How robust is the academic community of Literary Darwinists?
A better phrasing might be, "How anemic is it?" There are maybe two-or-three-dozen people affiliated with the approach in the whole world. And, out of that, maybe a dozen viable contributors. We're a very marginal group.
What drew you into the field?
In my second year of graduate school, I walked into a used bookstore and came across Desmond Morris 'The Naked Ape , an early attempt to look at the human animal the way a zoologist would. I found the idea of studying humans just like any other animal to be very powerful. Morris' book, although out of date, changed me. I started looking at literature in an altogether new way.
What did you find when you started reading literature through this new lens?
[The Iliad ] was particularly significant for me because I was reading it while also reading Morris and other texts on sociobiology. As a result, Homer's evolutionary themes were jumping off the page. Right away I was seeing the drama of naked apes competing for social status and material resources; as well, they were competing directly and indirectly over women...You know, Einstein once said that theory defines what we can see. If Literary Darwinism has anything going for it we should start to see things in literature that weren't seen before, or seen as crisply before. I say this because I feel that I saw things in Homer that even 2,600 years worth of Homer scholars hadn't seen.

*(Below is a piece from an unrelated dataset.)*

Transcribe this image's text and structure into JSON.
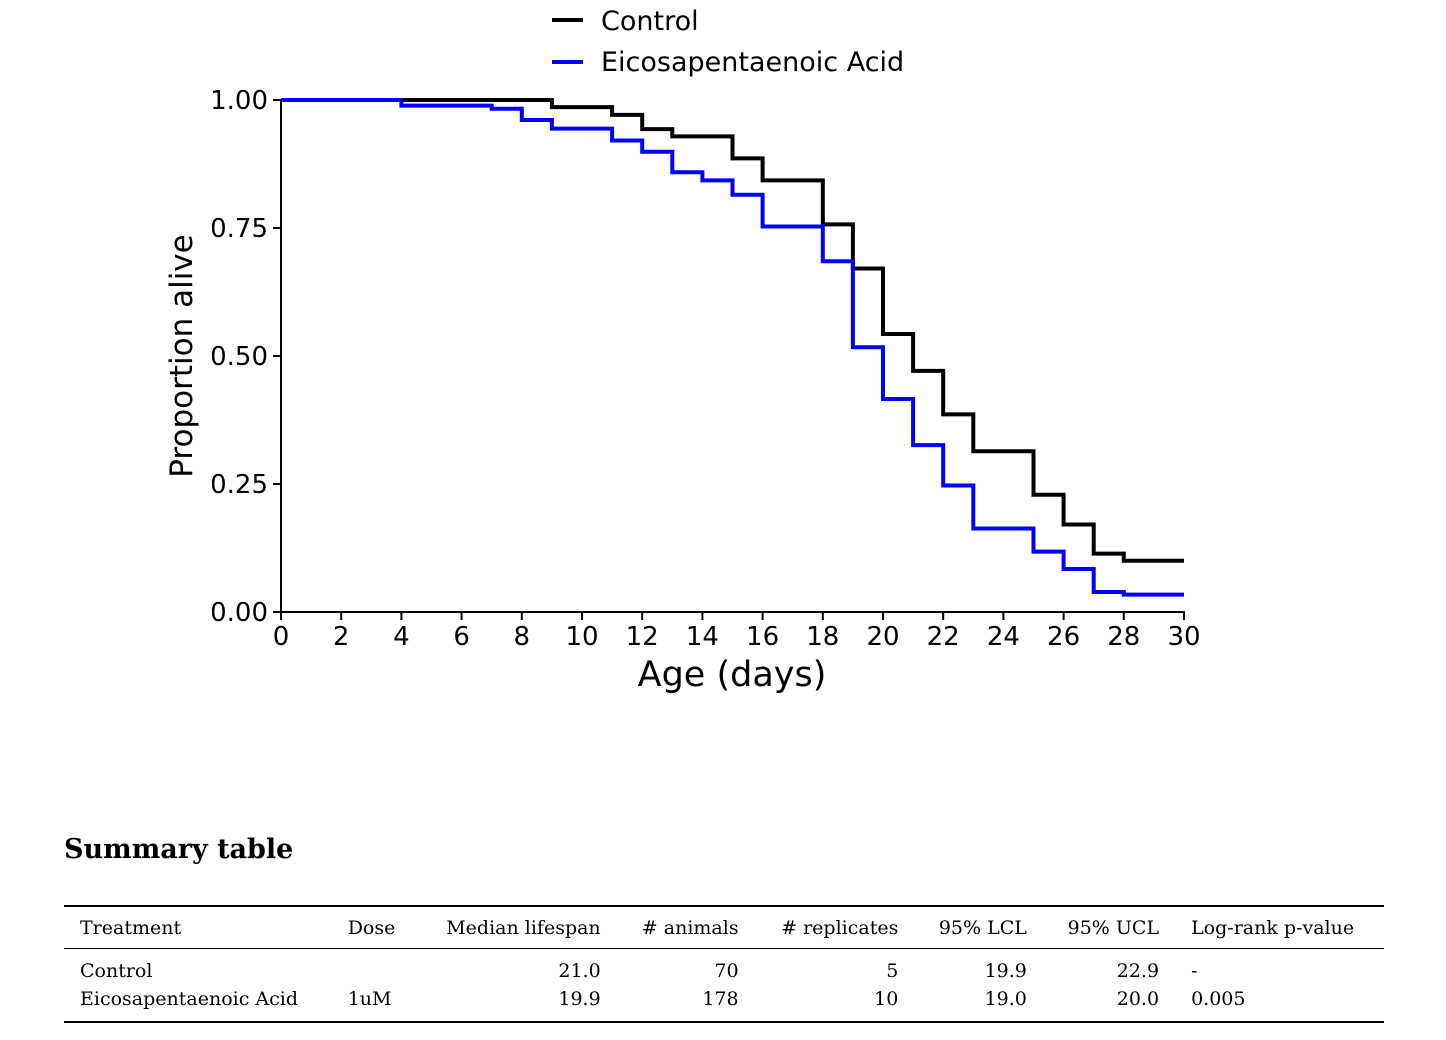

Do you expand on these insights in your forthcoming book, The Rape of Troy: Evolution, Violence, and the World of Homer ( Cambridge , est. 2006)?
Yes, I use an evolutionary lens to flip conventional commentary on Homeric disputes. Instead of suggesting that winning women is merely a proximate goal masking competition for wealth, power and prestige, an evolutionary perspective suggests that honor, political power and social dominance are the proximate routes to the ultimate goal of women--for Homer's heroes and for ordinary men.
So, do Literary Darwinists tend to read books in search of innate or universal patterns of human behavior?
There's a lot of that, yes. But I hope that's not all. Ideally, Literary Darwinism will combine the biologically universal with the culturally particular. The idea of this approach isn't to demote nurture. For me, it's a more balanced perspective that says nurture is very important but so, too, is nature. We have to pay attention to what the scientists have discovered, which is that there is a human nature.
Is human nature somehow made more fit—or biologically resilient—by way of storytelling?
This is one of the really big questions right now. Although yet to be tested scientifically, there are two camps of thinking on this. One, the human capacity to tell fictional narrative was designed into us for a specific reason; it enhanced our fitness and helped us leave behind more offspring. The second is that storytelling has no function whatsoever; it's just a side effect of human intelligence, an evolutionary byproduct. The human capacity for narrative is universal among human cultures, however, so most people think it has to have a function. But the jury is still out.
What are some of the misunderstandings about a Darwinian approach to literature?
First off, that it reduces everything to genes and suggests nurture is unimportant. Another is that it's deterministic—that it suggests that everything about humans is encoded in their genes and there's nothing we can do to change that. And the most recent feedback is that Literary Darwinists have science-envy. I like this one! I mean, why not envy the sciences? The fact is that they've outstripped the humanities. They've been spectacularly successful at accumulating knowledge that's durable and testable. So I'm all for science-envy as long as the result is constructively building on the example of the sciences, rather than superficially aping them.